Hayat insanların gündelik yaşamlarında yaptıkları etkinliklerin toplamıdır. Bu bölgemizdeki insanlar, ne üretirler, nerde çalışırlar, çocukları için ne hayaller kurarlar? Bu sorular bizi hayatla ve gerçeklerle yüzleştirir. Bu yazıda malum bölgemizde yüzleştiğim birkaç örnek üzerinde duracağım.

Mardin’de Akademi Gap tarafından, 15 gün sürecek örnek bir eğitim verilmektedir. Mardin valisi Sayın Hasan Duruer’in başkanlığında, faaliyetlerini yürüten Gap Kültür Birliği adlı kuruluşun organizasyon işlerini, kültürel faaliyetlerdeki girişimci özellikleri ile tanınan, Fahri Tuna yürütmektedir.

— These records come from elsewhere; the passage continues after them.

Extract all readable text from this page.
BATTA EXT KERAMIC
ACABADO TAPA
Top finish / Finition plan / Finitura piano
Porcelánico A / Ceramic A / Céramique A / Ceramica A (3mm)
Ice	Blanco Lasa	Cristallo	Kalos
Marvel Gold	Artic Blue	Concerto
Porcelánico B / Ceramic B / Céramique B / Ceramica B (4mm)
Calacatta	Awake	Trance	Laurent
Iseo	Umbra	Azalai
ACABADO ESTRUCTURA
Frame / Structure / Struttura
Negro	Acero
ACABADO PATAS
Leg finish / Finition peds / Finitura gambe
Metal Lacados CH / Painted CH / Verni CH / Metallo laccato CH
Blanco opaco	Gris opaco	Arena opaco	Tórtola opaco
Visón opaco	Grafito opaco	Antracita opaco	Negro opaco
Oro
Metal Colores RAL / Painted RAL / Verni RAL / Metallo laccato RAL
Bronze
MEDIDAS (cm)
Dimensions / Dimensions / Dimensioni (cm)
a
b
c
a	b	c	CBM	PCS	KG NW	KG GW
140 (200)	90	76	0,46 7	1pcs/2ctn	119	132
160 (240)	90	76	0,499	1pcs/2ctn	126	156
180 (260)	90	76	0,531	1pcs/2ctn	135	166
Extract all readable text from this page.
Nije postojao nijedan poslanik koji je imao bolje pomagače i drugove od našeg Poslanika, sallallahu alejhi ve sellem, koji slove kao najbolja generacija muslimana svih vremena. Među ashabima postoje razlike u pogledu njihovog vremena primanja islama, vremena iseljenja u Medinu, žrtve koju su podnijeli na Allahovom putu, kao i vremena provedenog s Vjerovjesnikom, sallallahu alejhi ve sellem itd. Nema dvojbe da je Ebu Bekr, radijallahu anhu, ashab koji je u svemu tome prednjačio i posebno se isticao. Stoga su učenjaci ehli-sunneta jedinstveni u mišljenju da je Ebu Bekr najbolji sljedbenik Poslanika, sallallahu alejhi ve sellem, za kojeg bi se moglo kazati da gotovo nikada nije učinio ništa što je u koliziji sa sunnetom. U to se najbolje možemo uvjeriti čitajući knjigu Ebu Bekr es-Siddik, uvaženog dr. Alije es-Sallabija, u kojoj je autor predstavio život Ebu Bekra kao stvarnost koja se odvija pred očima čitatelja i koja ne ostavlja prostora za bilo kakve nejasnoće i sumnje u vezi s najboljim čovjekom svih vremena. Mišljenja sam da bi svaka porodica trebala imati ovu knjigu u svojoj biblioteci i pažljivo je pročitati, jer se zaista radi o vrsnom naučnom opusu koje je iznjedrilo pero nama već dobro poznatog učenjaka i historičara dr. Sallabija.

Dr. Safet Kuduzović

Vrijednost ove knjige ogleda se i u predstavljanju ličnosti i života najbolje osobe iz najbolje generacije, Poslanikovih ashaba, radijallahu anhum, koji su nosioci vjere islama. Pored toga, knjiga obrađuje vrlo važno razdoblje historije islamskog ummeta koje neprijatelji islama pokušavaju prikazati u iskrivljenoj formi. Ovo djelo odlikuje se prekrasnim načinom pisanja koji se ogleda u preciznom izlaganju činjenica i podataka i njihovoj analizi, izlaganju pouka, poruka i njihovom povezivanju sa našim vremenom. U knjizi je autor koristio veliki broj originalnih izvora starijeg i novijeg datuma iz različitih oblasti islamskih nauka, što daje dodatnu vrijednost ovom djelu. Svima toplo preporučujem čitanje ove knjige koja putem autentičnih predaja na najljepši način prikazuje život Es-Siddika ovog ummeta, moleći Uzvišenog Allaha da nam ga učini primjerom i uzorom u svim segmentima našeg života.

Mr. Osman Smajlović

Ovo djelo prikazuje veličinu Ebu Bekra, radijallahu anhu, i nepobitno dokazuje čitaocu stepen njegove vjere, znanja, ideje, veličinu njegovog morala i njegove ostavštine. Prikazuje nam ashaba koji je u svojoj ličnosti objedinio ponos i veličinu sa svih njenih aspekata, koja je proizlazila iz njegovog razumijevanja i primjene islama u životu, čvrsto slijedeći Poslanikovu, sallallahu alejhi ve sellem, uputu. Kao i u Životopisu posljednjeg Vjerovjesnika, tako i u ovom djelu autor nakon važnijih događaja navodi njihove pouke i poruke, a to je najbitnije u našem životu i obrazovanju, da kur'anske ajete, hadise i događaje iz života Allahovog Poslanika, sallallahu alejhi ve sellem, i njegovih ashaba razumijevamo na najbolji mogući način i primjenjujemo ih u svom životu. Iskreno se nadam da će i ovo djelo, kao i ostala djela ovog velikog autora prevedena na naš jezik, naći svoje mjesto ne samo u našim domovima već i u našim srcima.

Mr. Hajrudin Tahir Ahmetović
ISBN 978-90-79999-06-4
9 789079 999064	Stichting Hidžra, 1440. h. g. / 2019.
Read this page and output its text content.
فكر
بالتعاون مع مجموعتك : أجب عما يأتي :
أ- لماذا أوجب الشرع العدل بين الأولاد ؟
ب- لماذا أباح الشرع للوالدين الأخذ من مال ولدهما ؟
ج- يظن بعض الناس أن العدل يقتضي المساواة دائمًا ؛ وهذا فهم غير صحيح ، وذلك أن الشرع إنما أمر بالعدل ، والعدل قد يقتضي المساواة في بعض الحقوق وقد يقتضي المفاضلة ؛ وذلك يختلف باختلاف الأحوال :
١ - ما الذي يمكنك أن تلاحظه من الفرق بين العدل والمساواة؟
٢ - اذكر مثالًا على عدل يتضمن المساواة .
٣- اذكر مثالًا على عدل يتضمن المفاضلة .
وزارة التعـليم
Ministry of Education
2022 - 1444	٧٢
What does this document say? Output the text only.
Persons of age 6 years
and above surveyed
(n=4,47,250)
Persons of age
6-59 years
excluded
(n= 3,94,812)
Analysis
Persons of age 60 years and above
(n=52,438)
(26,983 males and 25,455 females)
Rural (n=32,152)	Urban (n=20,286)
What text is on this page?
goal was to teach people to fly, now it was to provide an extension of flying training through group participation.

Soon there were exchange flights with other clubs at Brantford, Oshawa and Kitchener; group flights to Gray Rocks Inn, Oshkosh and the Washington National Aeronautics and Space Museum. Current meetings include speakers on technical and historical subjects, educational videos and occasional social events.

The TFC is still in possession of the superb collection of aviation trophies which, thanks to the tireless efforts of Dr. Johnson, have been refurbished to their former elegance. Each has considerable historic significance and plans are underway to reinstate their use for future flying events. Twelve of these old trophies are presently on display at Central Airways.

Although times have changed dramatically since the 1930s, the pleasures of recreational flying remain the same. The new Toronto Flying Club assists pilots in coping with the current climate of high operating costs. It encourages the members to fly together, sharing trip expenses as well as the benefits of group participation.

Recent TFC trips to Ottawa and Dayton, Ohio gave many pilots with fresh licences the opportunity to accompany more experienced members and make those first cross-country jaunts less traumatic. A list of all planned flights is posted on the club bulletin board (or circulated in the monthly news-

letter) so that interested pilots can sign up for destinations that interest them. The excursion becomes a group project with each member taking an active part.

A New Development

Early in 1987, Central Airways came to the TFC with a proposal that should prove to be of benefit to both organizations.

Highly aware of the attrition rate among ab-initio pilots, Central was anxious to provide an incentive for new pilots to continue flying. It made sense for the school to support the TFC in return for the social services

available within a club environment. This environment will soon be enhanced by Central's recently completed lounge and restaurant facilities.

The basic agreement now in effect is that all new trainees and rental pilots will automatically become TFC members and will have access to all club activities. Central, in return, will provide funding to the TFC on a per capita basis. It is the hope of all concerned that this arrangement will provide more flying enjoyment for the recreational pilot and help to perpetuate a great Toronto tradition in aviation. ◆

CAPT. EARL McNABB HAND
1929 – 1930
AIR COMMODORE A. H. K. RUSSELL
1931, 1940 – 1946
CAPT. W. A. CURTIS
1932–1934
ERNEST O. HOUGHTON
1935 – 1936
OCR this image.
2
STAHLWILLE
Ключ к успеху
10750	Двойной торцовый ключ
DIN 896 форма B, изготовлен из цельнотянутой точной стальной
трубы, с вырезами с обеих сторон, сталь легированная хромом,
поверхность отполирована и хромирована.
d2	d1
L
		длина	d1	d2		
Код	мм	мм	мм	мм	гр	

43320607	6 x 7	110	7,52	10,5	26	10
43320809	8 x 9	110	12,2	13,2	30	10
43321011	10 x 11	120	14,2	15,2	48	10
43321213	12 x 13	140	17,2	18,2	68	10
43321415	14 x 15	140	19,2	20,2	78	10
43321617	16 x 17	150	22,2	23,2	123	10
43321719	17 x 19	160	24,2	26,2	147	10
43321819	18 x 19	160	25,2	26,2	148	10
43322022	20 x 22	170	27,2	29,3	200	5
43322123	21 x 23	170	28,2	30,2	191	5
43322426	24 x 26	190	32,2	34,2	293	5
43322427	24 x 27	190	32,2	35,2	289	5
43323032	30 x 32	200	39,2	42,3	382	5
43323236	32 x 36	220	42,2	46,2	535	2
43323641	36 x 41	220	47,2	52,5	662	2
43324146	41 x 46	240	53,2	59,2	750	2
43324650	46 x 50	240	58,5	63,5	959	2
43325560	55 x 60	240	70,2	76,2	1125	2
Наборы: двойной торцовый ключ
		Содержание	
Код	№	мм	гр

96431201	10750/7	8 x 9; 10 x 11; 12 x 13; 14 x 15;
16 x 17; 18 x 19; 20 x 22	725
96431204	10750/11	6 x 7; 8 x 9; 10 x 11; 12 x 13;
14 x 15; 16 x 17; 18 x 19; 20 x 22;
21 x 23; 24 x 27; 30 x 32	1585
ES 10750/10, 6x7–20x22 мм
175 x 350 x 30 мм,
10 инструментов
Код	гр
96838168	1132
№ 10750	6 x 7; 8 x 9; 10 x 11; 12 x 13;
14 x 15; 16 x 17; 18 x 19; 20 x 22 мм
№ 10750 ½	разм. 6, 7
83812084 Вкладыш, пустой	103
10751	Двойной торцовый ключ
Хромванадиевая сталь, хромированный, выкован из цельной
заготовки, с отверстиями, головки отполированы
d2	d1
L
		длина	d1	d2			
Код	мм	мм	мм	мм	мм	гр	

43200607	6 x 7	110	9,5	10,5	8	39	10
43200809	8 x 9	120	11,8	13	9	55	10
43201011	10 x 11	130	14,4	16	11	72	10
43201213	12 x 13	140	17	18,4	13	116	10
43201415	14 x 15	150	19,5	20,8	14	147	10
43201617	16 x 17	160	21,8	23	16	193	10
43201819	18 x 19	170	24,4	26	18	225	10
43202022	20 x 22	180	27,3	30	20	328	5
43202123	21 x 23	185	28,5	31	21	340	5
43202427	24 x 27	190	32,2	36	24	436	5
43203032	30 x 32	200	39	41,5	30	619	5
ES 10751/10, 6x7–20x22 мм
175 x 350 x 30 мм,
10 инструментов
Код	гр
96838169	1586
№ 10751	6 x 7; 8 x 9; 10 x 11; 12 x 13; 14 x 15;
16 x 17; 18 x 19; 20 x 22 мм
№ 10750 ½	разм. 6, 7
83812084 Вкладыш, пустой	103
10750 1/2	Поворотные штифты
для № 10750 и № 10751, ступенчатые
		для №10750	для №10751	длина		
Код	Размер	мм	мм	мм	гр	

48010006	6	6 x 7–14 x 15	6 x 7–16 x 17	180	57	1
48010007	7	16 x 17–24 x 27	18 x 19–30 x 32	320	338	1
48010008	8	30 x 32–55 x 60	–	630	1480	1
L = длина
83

Organizatör Fahri Tuna: “Bence bu ülkenin en önemli sorunu, yetenekli insanlarını eğitememesidir. Bu nedenle, Güneydoğu Anadolu bölgesinin sekiz ilinden seçilmiş, lise düzeyinde eğitim gören 144 üstün yetenekli öğrencisine, özel olarak düzenlenmiş, bir eğitim programı ile işe başlıyoruz. Alanında tanınmış sanatçılardan, yazarlardan ve bilim adamlarından oluşan kırk kişilik bir uzmanlar heyeti ile üstün yetenekli öğrencileri, atölye eğitimi kapsamında buluşturacağız. Bu buluşma Akademi Gap okulunun kuruluş sürecinin başlangıcı olacaktır…  Ve Vira Bismillah diyerek işe başladık” demektedir. Fahri Tuna’nın bu çıkışı uçsuz bucaksız okyanuslara açılan kaptanların, tutumunu hatırlatıyor. Keşif ve fetih ruhunu eğitime yansıtıyor, kültüre ve sanata taşıyor, milli beraberlik ve kardeşliğe ulaştırıyor.

Akademi Gap’ın atölye eğitimi projesi kapsamında, ben de 24-28 Haziran tarihlerinde Mardin’de öğrencilerle zaman geçirdim. Öğrenciler beni, ben onları anlamaya çalıştık. Sınav yoktu, merak vardı, keşif heyecanı vardı. Öğrencilerin merakı, hayata, sanata, ailelerinin mutluluğuna odaklanmıştı. Kimisi nasıl sosyolog oluruz, kimisi de romancı, tiyatrocu, doktor, sanatçı, yapımcı, karikatürist, şair, romancı ve edebiyatçı oluruz diye, merak ediyordu. Her gün filmlerini izledikleri sanatçılar ve yapımcılarla buluşmanın keyfini çıkarıyorlardı. Şairlere ve yazarlara soracakları soruları hazırlıyorlardı. Bazıları topluma hizmet programlarına katılmışlardı. Yoksullara yardım etkinliklerinde bulunmuşlardı. Tiyatrolarda oynamışlardı. Denemeler ve hikâyeler yazmışlardı. Eserlerini benimle paylaşırken kendimi bir sanat ve edebiyat ortamında, galerisinde ve piyasasında hissettim. Onların gayretleriyle, heyecanlarıyla, başarma konusundaki azimleriyle huzur buldum. İşte ülkemin gerçek sahipleri bunlardır diye sevinçten gözyaşı döktüğüm zamanlar oldu.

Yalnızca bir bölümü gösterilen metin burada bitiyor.